What the earn math looks like
A cardholder spending $2,500 per month, weighted toward the categories this card rewards:
| Category | Monthly spend | Rate | Monthly points |
|---|---|---|---|
| Travel | $300 | 3x | 900 pts |
| Dining and entertainment | $400 | 2x | 800 pts |
| All other spending | $1,800 | 1x | 1,800 pts |
| Total | $2,500 | 3,500 pts / mo |
42,000 Scene+ points per year at this spend mix, or about $420 in travel value at 1 cent per point. On its own that does not clear a $599 fee. The card’s case is the package: the $250 travel credit brings the net fee to $349, and the ten lounge visits, FX fee saving, and $5,000,000 medical coverage make up the rest for someone who travels several times a year. For a lighter traveller, the $150 Passport Visa Infinite returns more relative to its fee.
Good fit if
- You travel several times a year and will use the $250 travel credit, the ten lounge visits, and the $5,000,000 emergency medical coverage.
- You spend in foreign currencies regularly and want to avoid the 2.5% conversion surcharge while keeping premium travel protection.

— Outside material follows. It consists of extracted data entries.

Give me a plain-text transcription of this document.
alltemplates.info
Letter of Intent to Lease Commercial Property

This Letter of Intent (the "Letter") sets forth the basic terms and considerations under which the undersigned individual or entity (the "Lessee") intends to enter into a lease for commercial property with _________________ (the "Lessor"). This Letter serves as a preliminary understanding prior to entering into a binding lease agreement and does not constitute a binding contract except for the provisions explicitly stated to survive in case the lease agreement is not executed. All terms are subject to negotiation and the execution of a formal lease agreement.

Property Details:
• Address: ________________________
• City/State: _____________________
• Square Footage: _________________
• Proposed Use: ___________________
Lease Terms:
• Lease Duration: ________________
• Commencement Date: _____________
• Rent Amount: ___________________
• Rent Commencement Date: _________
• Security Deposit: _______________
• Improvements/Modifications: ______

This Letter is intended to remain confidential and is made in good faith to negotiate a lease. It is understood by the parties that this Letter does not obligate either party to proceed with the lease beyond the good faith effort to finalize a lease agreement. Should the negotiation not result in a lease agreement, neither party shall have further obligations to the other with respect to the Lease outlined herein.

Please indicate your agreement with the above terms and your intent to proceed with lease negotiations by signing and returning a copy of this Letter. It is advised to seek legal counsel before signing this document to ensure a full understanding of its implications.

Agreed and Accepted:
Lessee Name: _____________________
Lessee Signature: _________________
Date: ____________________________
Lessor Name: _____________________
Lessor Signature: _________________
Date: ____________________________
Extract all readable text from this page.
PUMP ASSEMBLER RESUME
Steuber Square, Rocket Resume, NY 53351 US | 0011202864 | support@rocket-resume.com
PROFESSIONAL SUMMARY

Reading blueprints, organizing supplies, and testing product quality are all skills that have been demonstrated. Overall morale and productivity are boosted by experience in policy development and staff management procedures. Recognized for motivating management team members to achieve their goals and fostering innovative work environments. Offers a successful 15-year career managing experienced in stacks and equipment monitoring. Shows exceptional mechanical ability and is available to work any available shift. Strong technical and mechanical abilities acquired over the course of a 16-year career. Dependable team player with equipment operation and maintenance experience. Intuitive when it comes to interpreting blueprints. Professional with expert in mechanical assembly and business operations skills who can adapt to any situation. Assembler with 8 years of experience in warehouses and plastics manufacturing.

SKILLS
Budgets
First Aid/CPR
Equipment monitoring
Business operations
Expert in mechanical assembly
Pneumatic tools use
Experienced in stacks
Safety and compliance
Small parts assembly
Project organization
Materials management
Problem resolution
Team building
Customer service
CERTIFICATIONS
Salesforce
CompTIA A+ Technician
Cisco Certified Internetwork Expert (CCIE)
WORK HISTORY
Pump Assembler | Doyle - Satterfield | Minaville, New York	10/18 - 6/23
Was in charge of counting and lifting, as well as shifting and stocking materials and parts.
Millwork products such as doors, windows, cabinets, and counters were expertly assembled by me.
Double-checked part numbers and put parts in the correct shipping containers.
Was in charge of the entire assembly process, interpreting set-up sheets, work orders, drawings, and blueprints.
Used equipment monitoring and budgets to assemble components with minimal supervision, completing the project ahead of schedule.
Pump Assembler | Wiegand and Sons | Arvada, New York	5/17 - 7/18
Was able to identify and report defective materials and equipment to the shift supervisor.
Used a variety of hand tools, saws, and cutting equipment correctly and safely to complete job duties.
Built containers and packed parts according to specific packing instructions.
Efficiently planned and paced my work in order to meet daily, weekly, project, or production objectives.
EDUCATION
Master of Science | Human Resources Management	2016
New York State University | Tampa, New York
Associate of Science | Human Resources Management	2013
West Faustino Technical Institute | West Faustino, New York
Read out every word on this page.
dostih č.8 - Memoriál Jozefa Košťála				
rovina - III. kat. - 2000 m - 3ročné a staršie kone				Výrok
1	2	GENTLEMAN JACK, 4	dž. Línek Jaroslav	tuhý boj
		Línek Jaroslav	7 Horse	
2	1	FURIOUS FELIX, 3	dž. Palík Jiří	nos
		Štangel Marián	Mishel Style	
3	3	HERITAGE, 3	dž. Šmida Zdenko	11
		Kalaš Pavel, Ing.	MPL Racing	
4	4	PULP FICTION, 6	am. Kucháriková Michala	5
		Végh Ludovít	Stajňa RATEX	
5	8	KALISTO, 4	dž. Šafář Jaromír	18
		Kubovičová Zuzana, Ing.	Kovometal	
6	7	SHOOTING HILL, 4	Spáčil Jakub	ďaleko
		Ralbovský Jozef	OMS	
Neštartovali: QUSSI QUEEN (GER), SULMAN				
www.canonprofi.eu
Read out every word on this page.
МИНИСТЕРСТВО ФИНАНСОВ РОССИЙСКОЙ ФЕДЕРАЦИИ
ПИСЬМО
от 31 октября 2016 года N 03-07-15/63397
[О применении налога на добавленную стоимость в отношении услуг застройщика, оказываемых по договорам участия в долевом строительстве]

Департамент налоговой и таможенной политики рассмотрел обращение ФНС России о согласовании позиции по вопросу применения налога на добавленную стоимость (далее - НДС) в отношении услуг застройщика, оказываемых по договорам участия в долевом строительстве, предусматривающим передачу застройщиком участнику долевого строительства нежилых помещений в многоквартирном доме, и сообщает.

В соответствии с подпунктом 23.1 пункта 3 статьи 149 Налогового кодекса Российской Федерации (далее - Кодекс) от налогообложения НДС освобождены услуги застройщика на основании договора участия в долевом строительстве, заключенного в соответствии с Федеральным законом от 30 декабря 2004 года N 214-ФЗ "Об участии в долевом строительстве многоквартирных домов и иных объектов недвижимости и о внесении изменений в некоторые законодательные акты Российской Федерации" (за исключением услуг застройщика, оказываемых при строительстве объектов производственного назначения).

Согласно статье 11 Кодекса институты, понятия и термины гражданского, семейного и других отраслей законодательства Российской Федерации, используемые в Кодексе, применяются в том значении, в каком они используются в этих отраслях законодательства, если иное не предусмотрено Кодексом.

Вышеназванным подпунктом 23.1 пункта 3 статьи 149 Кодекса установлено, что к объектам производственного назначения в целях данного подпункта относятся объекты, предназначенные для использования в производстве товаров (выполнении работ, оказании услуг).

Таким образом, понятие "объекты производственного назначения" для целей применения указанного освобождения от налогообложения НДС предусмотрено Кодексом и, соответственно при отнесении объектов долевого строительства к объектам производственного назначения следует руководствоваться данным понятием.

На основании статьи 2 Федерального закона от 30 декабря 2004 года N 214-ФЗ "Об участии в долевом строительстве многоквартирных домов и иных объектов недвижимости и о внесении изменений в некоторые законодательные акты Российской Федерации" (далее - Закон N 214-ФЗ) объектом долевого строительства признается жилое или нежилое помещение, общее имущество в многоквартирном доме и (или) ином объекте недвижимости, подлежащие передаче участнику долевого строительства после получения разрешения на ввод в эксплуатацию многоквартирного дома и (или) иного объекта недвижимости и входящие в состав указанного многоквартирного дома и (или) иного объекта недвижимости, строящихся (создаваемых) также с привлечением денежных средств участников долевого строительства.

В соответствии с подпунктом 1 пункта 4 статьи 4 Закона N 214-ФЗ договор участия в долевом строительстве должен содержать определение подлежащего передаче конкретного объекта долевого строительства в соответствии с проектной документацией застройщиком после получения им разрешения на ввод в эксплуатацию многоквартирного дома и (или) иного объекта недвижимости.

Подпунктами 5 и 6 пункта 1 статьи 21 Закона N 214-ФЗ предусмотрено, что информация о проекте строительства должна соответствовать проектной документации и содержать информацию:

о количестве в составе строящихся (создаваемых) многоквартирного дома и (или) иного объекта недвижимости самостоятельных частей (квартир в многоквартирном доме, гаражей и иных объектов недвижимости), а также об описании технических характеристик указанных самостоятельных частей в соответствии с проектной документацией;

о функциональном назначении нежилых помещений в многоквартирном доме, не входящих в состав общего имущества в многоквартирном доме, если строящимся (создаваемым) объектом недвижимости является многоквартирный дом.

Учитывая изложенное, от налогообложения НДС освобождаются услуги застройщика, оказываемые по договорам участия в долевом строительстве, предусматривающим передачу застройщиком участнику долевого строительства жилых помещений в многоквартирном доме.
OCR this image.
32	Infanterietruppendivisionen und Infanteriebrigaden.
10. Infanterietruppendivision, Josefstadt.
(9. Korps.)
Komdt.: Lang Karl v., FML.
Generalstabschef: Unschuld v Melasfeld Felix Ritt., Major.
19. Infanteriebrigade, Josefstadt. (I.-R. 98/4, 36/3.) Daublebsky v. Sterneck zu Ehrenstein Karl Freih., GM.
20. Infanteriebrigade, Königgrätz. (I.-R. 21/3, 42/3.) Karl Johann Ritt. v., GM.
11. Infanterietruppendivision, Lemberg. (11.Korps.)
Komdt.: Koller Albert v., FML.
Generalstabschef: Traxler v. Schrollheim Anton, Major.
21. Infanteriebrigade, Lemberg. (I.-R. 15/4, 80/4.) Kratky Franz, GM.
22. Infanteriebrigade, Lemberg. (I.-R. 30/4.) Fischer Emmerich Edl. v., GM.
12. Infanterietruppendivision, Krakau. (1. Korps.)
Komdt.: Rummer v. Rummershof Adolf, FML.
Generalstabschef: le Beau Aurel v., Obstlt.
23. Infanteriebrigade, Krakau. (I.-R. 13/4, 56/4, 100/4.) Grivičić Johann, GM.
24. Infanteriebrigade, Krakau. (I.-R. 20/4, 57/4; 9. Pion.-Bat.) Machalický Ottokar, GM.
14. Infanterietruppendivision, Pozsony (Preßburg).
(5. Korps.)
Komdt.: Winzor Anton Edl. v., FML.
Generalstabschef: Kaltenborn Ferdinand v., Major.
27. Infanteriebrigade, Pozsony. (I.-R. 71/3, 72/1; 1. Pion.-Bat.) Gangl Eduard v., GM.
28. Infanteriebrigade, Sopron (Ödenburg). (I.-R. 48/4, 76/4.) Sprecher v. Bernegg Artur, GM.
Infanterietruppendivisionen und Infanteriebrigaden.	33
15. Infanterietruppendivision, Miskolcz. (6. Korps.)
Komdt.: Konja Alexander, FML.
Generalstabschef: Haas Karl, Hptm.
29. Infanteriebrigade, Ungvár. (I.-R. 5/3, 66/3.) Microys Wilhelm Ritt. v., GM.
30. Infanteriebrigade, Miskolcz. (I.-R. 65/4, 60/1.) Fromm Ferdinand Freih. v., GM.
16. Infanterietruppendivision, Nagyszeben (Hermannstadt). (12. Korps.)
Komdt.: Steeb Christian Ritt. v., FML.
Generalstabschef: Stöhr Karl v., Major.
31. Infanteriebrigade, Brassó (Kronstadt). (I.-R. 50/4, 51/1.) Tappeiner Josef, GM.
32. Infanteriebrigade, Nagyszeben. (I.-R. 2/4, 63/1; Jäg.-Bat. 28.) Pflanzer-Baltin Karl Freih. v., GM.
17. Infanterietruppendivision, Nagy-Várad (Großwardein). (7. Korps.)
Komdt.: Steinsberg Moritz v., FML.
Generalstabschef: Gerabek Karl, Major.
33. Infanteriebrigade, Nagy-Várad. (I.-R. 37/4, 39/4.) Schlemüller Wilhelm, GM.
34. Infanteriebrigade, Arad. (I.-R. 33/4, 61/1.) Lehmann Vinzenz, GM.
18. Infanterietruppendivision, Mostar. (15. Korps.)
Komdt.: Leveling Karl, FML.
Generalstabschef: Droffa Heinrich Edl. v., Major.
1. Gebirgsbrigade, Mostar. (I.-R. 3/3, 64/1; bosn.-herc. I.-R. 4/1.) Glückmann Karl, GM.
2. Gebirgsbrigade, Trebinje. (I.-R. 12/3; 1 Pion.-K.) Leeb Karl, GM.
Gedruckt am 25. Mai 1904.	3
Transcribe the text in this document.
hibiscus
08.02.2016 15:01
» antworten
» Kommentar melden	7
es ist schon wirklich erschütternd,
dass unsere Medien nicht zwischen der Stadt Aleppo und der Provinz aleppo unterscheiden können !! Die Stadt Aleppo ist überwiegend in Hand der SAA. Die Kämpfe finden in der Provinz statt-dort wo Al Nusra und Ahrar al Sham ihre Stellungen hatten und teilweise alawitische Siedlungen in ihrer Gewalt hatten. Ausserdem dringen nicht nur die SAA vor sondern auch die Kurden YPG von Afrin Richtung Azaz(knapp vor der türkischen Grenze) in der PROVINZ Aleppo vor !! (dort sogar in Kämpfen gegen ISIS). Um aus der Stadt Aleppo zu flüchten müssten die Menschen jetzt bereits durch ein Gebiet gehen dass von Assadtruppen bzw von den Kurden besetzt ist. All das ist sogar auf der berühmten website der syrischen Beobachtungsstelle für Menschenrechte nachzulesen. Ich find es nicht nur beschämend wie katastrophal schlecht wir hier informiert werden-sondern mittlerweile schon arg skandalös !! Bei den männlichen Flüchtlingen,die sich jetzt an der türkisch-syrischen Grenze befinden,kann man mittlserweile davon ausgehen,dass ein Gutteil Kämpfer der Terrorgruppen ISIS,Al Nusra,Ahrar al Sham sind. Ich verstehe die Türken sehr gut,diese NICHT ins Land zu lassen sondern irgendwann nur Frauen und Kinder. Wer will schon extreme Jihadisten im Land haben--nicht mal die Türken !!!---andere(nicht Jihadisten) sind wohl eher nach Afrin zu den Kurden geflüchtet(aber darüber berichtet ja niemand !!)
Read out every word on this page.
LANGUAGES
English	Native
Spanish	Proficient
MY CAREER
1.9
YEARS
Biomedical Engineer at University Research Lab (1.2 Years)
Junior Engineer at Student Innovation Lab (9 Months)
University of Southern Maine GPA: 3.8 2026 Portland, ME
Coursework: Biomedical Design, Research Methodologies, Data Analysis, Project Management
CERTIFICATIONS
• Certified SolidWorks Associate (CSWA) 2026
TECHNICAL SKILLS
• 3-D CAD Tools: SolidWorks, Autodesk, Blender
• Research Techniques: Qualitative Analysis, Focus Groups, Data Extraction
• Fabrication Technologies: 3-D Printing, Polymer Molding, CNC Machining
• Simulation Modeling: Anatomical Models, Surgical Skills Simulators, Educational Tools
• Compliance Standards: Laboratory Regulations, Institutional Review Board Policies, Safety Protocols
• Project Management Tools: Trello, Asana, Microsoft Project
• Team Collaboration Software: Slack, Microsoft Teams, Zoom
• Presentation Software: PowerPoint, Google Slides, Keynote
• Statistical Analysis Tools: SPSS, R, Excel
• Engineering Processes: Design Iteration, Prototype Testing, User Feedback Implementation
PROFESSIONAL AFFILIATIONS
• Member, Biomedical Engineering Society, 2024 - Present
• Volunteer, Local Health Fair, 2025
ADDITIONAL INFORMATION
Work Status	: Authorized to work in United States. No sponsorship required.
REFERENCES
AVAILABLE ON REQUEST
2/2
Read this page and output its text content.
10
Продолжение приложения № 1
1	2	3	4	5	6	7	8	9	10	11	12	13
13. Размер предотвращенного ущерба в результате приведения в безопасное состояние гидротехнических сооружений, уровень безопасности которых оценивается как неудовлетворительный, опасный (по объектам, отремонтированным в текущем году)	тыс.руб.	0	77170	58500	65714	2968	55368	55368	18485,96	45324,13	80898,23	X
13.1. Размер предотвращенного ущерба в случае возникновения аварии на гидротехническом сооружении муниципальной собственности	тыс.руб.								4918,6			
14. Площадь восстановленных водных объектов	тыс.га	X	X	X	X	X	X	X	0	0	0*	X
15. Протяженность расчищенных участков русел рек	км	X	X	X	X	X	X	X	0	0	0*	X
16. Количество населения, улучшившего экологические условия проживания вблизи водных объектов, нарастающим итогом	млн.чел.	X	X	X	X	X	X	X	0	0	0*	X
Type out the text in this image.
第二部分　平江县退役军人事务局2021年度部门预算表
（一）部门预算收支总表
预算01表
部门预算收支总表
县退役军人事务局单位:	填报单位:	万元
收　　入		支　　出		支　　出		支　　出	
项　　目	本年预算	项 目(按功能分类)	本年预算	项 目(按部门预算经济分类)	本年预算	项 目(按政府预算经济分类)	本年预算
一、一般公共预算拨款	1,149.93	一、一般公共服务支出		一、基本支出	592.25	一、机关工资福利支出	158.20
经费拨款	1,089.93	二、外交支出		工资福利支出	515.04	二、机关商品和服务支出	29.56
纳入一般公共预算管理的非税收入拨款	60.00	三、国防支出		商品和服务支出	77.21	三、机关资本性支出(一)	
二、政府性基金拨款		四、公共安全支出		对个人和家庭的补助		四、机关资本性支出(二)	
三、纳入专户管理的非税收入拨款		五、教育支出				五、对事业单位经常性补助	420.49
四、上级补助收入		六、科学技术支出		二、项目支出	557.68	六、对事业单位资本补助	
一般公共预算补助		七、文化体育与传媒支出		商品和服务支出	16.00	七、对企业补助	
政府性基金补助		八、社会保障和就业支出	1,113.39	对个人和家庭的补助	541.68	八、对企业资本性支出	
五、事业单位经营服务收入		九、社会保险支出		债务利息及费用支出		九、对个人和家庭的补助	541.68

- You book travel through Scene+ Travel, where the credit applies and spending earns 6x.
Less useful if
- Your everyday spending is mostly groceries and transit: those earn only 1x here, and the $150 Passport Visa Infinite earns 2x on both for a far lower fee.
- You travel once or twice a year: the lounge visits and credits go partly unused, and a lower-fee card returns more relative to its cost.
- You want Aeroplan miles for Air Canada: Scene+ does not transfer to Aeroplan, so an Aeroplan card earns more directly toward those redemptions.